Given that Hutchison’s claims are outlandish and his credibility damaged by admitted fakery, it is likely that the effect named for him is complete claptrap. —Alan Bellows
The Hutchison hoax is named after an eccentric Canadian, John Hutchison, a fan of Nikola Tesla and Tesla coils. Hutchison claims to have discovered a number of weird things, such as the levitation of heavy objects and the fusion of metal and wood by forces heretofore undetected by normal scientists. Hutchison calls these weird things “the Hutchison effect.” Some of the things he calls weird seem to be explainable in terms of electromagnetism and other known physical forces, but he has more mysterious explanations, such as zero point energy and electromagnetic fields that cancel out gravity. Unfortunately, he seems to be the only one who can produce the effects, but not even he can replicate them—at least not in the presence of unbiased observers. His evidence consists mainly of his word and his videos.

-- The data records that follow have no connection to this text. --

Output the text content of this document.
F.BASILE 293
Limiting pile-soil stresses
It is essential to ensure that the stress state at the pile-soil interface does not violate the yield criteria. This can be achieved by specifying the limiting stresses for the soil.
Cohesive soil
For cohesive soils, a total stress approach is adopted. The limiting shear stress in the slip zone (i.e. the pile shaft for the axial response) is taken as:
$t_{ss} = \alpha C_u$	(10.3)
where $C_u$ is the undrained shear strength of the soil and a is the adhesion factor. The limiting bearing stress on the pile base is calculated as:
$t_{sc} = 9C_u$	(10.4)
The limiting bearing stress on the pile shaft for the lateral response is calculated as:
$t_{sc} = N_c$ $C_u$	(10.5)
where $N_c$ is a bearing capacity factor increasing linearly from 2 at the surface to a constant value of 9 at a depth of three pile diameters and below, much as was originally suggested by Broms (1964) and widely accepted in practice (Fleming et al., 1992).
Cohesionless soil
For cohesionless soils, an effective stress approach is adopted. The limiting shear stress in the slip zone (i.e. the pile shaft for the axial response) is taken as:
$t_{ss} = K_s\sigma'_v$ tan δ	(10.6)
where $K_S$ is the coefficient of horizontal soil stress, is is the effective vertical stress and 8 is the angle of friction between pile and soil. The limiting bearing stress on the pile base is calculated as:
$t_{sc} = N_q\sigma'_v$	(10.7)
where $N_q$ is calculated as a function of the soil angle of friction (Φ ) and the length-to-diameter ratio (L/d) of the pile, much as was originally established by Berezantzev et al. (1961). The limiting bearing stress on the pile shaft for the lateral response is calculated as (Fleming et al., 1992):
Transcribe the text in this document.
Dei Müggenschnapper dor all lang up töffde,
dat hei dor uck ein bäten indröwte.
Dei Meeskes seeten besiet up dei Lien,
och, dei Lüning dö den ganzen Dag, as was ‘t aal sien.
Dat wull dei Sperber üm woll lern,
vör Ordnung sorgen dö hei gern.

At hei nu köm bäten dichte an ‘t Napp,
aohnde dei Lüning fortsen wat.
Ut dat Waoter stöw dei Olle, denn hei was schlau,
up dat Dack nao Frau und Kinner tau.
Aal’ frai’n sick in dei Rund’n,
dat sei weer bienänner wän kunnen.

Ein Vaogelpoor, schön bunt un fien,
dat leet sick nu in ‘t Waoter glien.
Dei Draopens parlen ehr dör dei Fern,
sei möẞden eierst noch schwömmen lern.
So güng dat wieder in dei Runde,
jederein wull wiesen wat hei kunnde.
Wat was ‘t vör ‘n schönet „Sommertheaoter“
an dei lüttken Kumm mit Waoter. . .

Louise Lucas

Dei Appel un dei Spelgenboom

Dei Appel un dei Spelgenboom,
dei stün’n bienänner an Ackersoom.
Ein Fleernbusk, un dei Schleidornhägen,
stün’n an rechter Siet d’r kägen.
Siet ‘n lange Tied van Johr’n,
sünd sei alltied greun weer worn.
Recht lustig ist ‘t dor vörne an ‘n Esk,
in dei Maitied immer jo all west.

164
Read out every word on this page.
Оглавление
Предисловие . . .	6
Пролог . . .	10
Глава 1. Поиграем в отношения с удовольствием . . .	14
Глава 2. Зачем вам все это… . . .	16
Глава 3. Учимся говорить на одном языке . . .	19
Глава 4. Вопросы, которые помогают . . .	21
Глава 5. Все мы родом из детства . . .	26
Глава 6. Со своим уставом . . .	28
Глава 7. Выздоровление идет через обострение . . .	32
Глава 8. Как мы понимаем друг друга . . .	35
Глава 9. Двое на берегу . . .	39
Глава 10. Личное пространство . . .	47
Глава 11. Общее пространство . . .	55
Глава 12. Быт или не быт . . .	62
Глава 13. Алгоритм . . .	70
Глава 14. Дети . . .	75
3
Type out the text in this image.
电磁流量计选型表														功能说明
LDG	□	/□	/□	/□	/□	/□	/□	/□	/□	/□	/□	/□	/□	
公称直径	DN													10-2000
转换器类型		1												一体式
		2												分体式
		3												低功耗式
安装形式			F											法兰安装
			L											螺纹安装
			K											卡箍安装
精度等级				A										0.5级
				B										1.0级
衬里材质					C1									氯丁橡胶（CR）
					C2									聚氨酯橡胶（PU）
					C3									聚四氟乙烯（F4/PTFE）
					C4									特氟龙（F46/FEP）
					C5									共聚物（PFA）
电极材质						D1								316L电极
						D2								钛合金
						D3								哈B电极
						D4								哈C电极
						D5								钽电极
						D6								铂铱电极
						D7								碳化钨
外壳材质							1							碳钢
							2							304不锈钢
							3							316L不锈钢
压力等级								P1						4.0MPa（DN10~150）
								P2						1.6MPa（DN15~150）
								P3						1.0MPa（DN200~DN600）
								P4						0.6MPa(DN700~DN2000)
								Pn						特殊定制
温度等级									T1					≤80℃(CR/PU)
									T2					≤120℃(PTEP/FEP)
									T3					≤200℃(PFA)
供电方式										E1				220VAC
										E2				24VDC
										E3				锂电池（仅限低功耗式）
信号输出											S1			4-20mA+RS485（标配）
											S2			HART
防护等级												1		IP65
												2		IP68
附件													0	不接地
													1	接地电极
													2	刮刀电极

One suggestion made by skeptics is that Hutchison uses an electromagnet on the ceiling, and places hidden pieces of metal inside objects so they will be attracted to the magnet. He could then film the objects with an upside-down camera as he powers down the electromagnet, making the objects on film appear to float up and out of the shot when in reality they are falling down to the floor. Many of the videos include conspicuous objects in the scene which do not move (such as an old broom), which could be deliberately attached to add to the illusion that the camera is not upside-down. Critics also point out that the videos do not show what happens to the objects after they levitate.*
His laboratory is his garage, kitchen, and other rooms in his apartment. Much of his apparatus seems to have come from military surplus stores.
Hutchison came on the scene around 1979, but he has not been able to convince the scientific community that he is anything more than a crackpot.